I’ll be the first to admit that I’m struggling a little here. Most of you don’t know this but I hate the cold which is more than a little ironic given that many, many, many years ago I moved from a somewhat moderate Canadian climate to one of the coldest cities in the country. That’s why, now that I am entering my more golden years, I chose to spend at least a portion of the frosty season in the southernmost part of California where the temps fall well within my rather limited comfort range and the livin’ is easy. It’s pretty nice here, what with the miles and miles of sparsely populated beaches that provide a sidewalk both north and south to possibly the best ocean view Starbuck’s patios this side of the Rockies. And now that you know this you’re perplexed and wondering what the heck I am struggling with. Well let me tell you.

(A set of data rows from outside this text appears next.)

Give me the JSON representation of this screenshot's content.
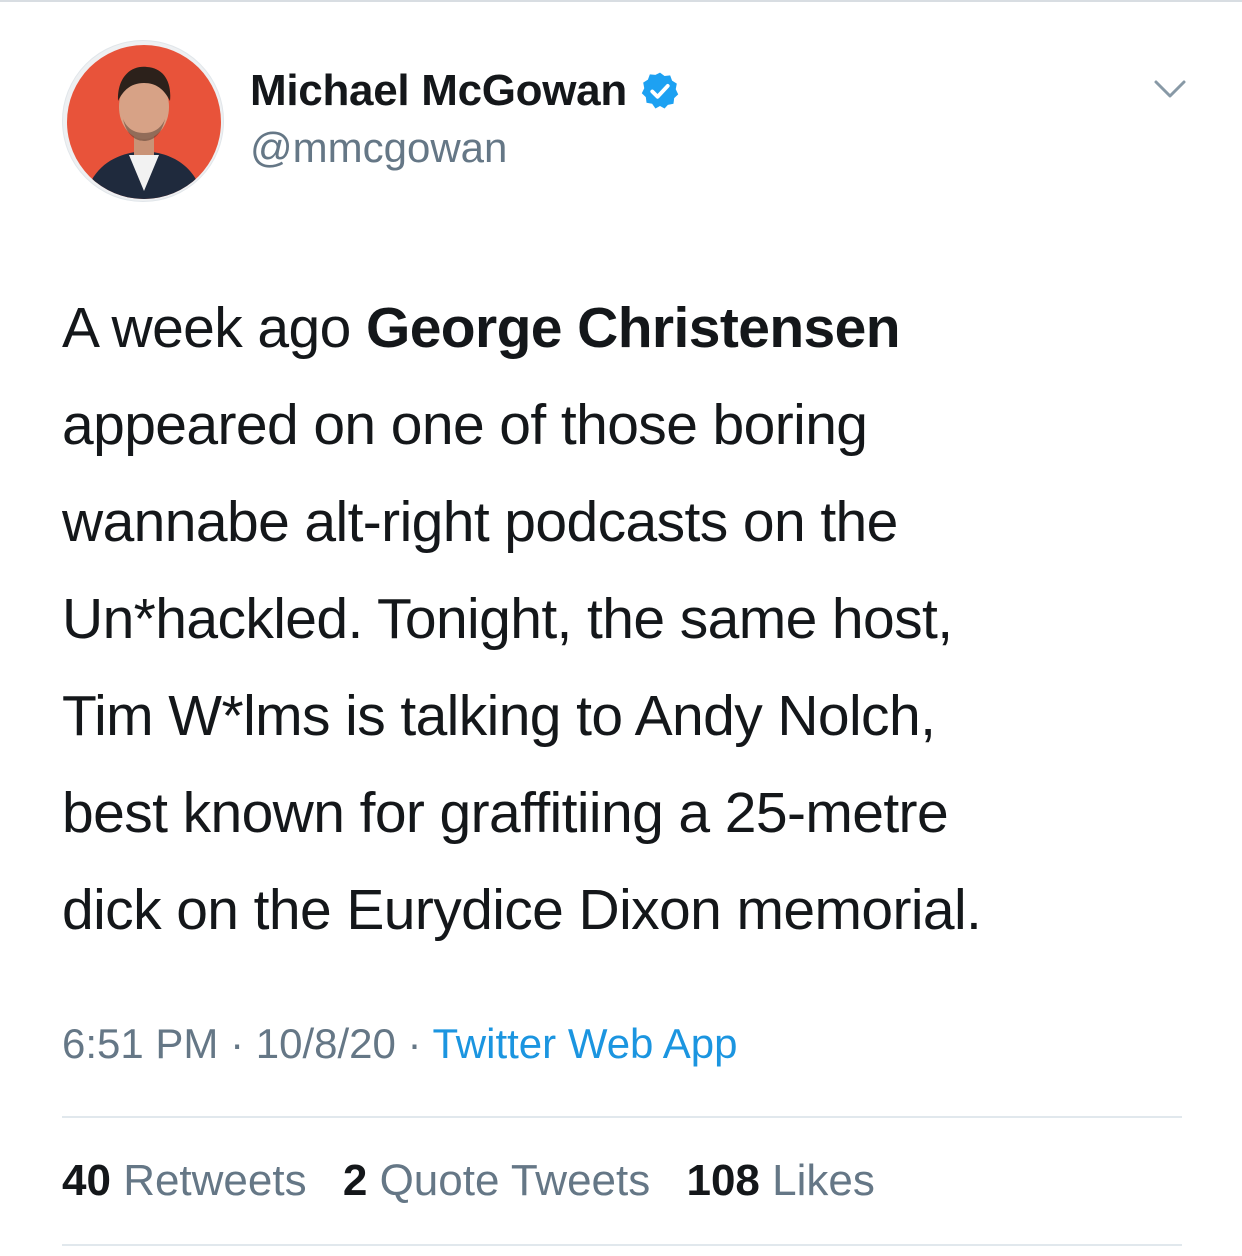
{
  "user": {
    "display_name": "Michael McGowan",
    "handle": "@mmcgowan",
    "verified_icon": "verified-badge-icon",
    "avatar_bg": "#e8533a"
  },
  "tweet": {
    "lines": [
      "A week ago ",
      "appeared on one of those boring",
      "wannabe alt-right podcasts on the",
      "Un*hackled. Tonight, the same host,",
      "Tim W*lms is talking to Andy Nolch,",
      "best known for graffitiing a 25-metre",
      "dick on the Eurydice Dixon memorial."
    ],
    "bold_mention": "George Christensen"
  },
  "meta": {
    "time": "6:51 PM",
    "sep1": " · ",
    "date": "10/8/20",
    "sep2": " · ",
    "source": "Twitter Web App"
  },
  "stats": {
    "retweets_count": "40",
    "retweets_label": "Retweets",
    "quotes_count": "2",
    "quotes_label": "Quote Tweets",
    "likes_count": "108",
    "likes_label": "Likes"
  },
  "colors": {
    "accent": "#1b95e0",
    "secondary_text": "#657786",
    "verified": "#1da1f2"
  },
  "icons": {
    "menu": "chevron-down-icon"
  }
}
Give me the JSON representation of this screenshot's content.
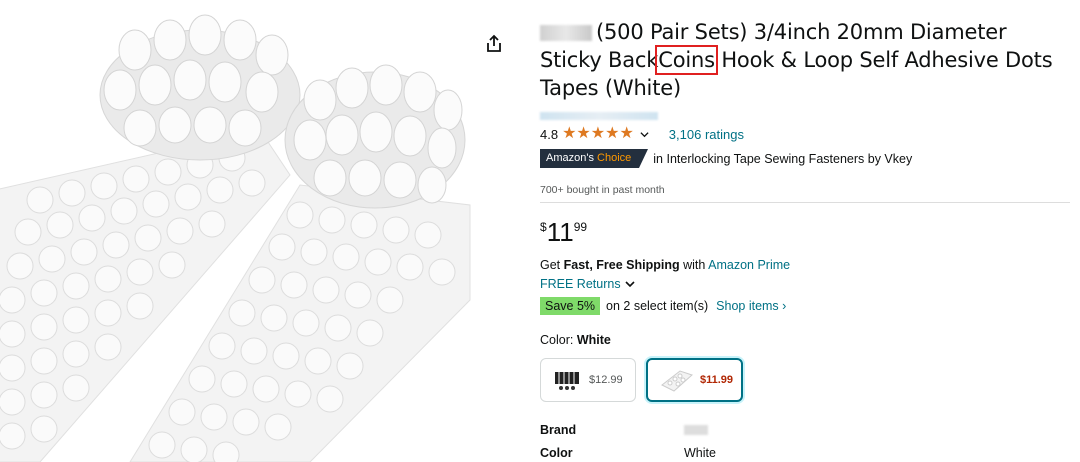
{
  "product": {
    "title": "(500 Pair Sets) 3/4inch 20mm Diameter Sticky Back",
    "title_highlight": "Coins",
    "title_rest": "Hook & Loop Self Adhesive Dots Tapes (White)",
    "rating": "4.8",
    "ratings_count": "3,106 ratings",
    "choice_badge_prefix": "Amazon's",
    "choice_badge_suffix": "Choice",
    "choice_category": "in Interlocking Tape Sewing Fasteners by Vkey",
    "bought": "700+ bought in past month",
    "price_symbol": "$",
    "price_whole": "11",
    "price_fraction": "99"
  },
  "shipping": {
    "prefix": "Get ",
    "bold": "Fast, Free Shipping",
    "middle": " with ",
    "link": "Amazon Prime",
    "returns": "FREE Returns"
  },
  "promo": {
    "badge": "Save 5%",
    "text": "on 2 select item(s)",
    "link": "Shop items ›"
  },
  "color": {
    "label": "Color:",
    "selected": "White",
    "options": [
      {
        "price": "$12.99"
      },
      {
        "price": "$11.99"
      }
    ]
  },
  "specs": [
    {
      "label": "Brand",
      "value": ""
    },
    {
      "label": "Color",
      "value": "White"
    }
  ],
  "colors": {
    "star": "#de7921",
    "link": "#007185",
    "price_red": "#b12704",
    "save_green": "#7fda69",
    "badge_dark": "#232f3e",
    "highlight_box": "#e02020"
  }
}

I know you’re thinking that this part of the country in particular is a mecca for those of us who subscribe to the shallow way of life because, from all that we see and hear, that’s what we know to be true. I mean this *is* California, the centre of blatant and unabashed consumerism and the birthplace of those “Housewives”. Well I was with you on this one, that is until I got here. The first inkling I had that my expectations were not to be met occurred on the morning after arrival when I embarked on my inaugural visit to Costco, making my way along Coastal Highway 101 past the surf shops and the local pizza joints. The vistas are truly spectacular so it would be easy to miss the small sign, but not so much the temple like archway that serves as the entrance to the “Self-Realization Fellowship” as you journey from one beach town to the next. If you haven’t heard of it, this organization (can I call it that?) was founded in 1920 by Paramahansa Yogananda and it’s purpose is to help people “realize and express more fully in their lives the beauty, nobility, and divinity of the human spirit” which I can confidently say is anything but shallow and probably also explains the existence of the “Swami” cafe, and the “Swami” taxi company along with the fact that there are more yoga studios than I can comfortably count on all of my extremities. And that’s just the beginning.
As I navigate my way through the streets I begin to notice I’m a bit of an anomaly in my somewhat larger than I prefer carbon emission rental vehicle, being significantly outnumbered by the plethora of “Leafs”, “Prius’ A, B, and Cs”, “Smart Cars” and various other hybrids, electrics and heretofore never seen environmentally friendly options with which I am unfamiliar, not surprisingly so since I hail from one of the largest oil producing provinces in the world. And while I don’t really have a beef with environmentalists I’m not all that thrilled about having the prime parking spots set aside for them while I do battle for the few remaining ones at the back of the lot . Not only that but it’s a veritable “Tour de France” what with all of the bikes sailing past in their designated lanes.
Returning with my oversized packages of just about everything I breathe a sigh of relief as the familiar green umbrellas come into view and I hold out hope that things are going to take a turn for the better. At the Starbucks, where by all rights I should have been sitting beside overly tanned and too blonde dudes and dudettes saying surfer stuff like “hey bro, that was an awesome ride” and “Cowabunga! Eddie would go”, I instead find myself sharing space with a group of business types making arrangements for a session on team building with a woman whose qualifications are not limited to but include, being a member of a world class mountaineering team that won a championship climbing competition somewhere in Borneo. To be honest, it’s a tad disorienting and I’m already finding myself shopping at places like “Whole Foods” and “Sprouts”. Next thing you know I’ll be walking into the holistic healing centre located right next door to my temporary digs to see what they can do about the blisters I’m getting from all the walking I have to do to get from my car to the store.
So there you have it. I’m going to do my best to stay the course but I’m beginning to think I might have to wear my shades and baseball cap in an effort to generate some Babs sightings just to be sure that I have something to write about. Because apparently the ocean isn’t the only thing that is deep around here.